The risk of recurrent VTE was similar between the groups, according to lead researcher Nathan P. Clark, PharmD, of Kaiser Permanente Colorado in Aurora. He and his colleagues published their findings online in JAMA Internal Medicine on May 26.

They defined bridge therapy as the use of a short-acting anticoagulant such as low-molecular-weight heparin during the periprocedural period in patients receiving warfarin for the secondary prevention of VTE. Patients at high or moderate risk of bleeding typically stop taking warfarin a few days before and after undergoing invasive diagnostic or surgical procedures.

In this analysis, researchers examined 1,178 patients who underwent 1,812 procedures between Jan. 1, 2006 and March 31, 2012 at Kaiser Permanente Colorado, an integrated healthcare delivery system. All of the patients received warfarin, including 56.3 percent for deep vein thrombosis and 43.7 percent for pulmonary embolism. The mean age was 66.1 years, and 45.8 percent of the procedures were performed in men.

The most common types of procedures when warfarin was stopped were gastrointestinal tract endoscopic (37.1 percent), orthopedic (13.6 percent), spinal or intracranial (9.7 percent) and nonmajor abdominal or thoracic (8.6 percent) procedures.

Of the procedures, 79 percent were considered low risk for recurrent VTE, while 17.9 percent were considered moderate risk and 3.1 percent were considered high risk. Bridge therapy was performed in 28.7 percent of the low-risk patients, 33.6 percent of the moderate-risk patients and 63.2 percent of the high-risk patients.

At 30 days, clinically relevant bleeding was found in 2.7 percent of patients undergoing bridge therapy and 0.2 percent of patients not receiving bridge therapy.
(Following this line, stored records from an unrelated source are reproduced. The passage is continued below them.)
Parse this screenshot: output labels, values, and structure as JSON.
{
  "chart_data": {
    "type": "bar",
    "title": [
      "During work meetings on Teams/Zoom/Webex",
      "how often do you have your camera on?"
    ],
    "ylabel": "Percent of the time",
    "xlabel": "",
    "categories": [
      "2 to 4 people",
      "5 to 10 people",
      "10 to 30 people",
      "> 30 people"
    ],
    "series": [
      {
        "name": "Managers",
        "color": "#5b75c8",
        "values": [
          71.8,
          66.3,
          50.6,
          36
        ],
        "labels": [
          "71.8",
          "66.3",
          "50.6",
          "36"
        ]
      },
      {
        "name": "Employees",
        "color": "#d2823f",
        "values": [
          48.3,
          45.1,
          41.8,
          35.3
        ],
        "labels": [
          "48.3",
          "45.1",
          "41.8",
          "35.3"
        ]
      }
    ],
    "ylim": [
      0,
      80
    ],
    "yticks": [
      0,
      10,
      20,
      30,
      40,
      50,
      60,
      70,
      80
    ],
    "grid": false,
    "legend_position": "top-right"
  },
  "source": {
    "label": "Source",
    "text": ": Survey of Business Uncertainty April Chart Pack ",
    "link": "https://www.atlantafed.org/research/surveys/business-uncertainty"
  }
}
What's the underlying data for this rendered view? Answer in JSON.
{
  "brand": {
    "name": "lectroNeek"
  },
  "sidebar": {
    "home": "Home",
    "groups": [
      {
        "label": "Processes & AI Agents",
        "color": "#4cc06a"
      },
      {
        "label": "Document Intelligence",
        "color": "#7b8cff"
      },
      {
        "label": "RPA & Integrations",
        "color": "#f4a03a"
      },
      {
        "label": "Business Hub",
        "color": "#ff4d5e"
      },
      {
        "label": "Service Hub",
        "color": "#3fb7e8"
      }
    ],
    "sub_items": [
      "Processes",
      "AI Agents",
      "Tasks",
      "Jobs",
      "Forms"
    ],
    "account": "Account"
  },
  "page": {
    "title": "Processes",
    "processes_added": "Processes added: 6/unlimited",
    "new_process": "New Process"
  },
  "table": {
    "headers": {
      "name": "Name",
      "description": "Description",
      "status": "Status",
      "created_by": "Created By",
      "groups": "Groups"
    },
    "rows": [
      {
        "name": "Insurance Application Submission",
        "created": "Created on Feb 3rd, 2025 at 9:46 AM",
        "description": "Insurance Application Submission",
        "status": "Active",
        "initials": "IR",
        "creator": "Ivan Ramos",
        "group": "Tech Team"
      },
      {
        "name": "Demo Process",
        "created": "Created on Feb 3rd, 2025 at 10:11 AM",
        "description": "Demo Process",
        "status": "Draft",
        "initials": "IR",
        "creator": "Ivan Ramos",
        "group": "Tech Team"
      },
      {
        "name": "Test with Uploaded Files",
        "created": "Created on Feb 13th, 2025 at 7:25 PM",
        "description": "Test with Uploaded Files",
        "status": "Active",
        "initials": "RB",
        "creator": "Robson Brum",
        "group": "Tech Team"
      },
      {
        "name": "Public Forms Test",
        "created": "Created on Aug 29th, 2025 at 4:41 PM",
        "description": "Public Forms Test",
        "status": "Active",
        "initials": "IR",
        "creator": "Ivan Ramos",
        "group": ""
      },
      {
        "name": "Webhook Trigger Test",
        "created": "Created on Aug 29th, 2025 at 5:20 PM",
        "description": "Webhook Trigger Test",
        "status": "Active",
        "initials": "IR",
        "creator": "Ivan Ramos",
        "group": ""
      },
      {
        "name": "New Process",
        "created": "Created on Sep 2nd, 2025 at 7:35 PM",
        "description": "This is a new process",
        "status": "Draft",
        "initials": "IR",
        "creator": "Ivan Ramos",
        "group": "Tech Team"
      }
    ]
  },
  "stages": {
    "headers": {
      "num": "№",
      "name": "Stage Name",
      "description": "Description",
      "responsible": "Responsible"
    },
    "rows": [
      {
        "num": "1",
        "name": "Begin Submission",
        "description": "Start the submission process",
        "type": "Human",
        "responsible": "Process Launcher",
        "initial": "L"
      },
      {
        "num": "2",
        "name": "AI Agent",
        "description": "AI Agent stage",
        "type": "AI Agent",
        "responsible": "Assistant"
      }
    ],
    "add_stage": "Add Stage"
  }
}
Clark et al defined clinically relevant bleeding as overt bleeding resulting in hospitalization or an emergency department visit or bleeding that complicated the procedure.

Of the bleeding events in the bridge therapy group, 52.9 percent were procedure complications and 33.3 percent were related to bridging agent injections.

Recurrent VTE occurred in no patients in the bridge therapy group and three patients in the nonbridge therapy group. There were no deaths during the 30-day period following the procedures. Major bleeding occurred in 12 bridge therapy procedures and two nonbridge therapy procedures.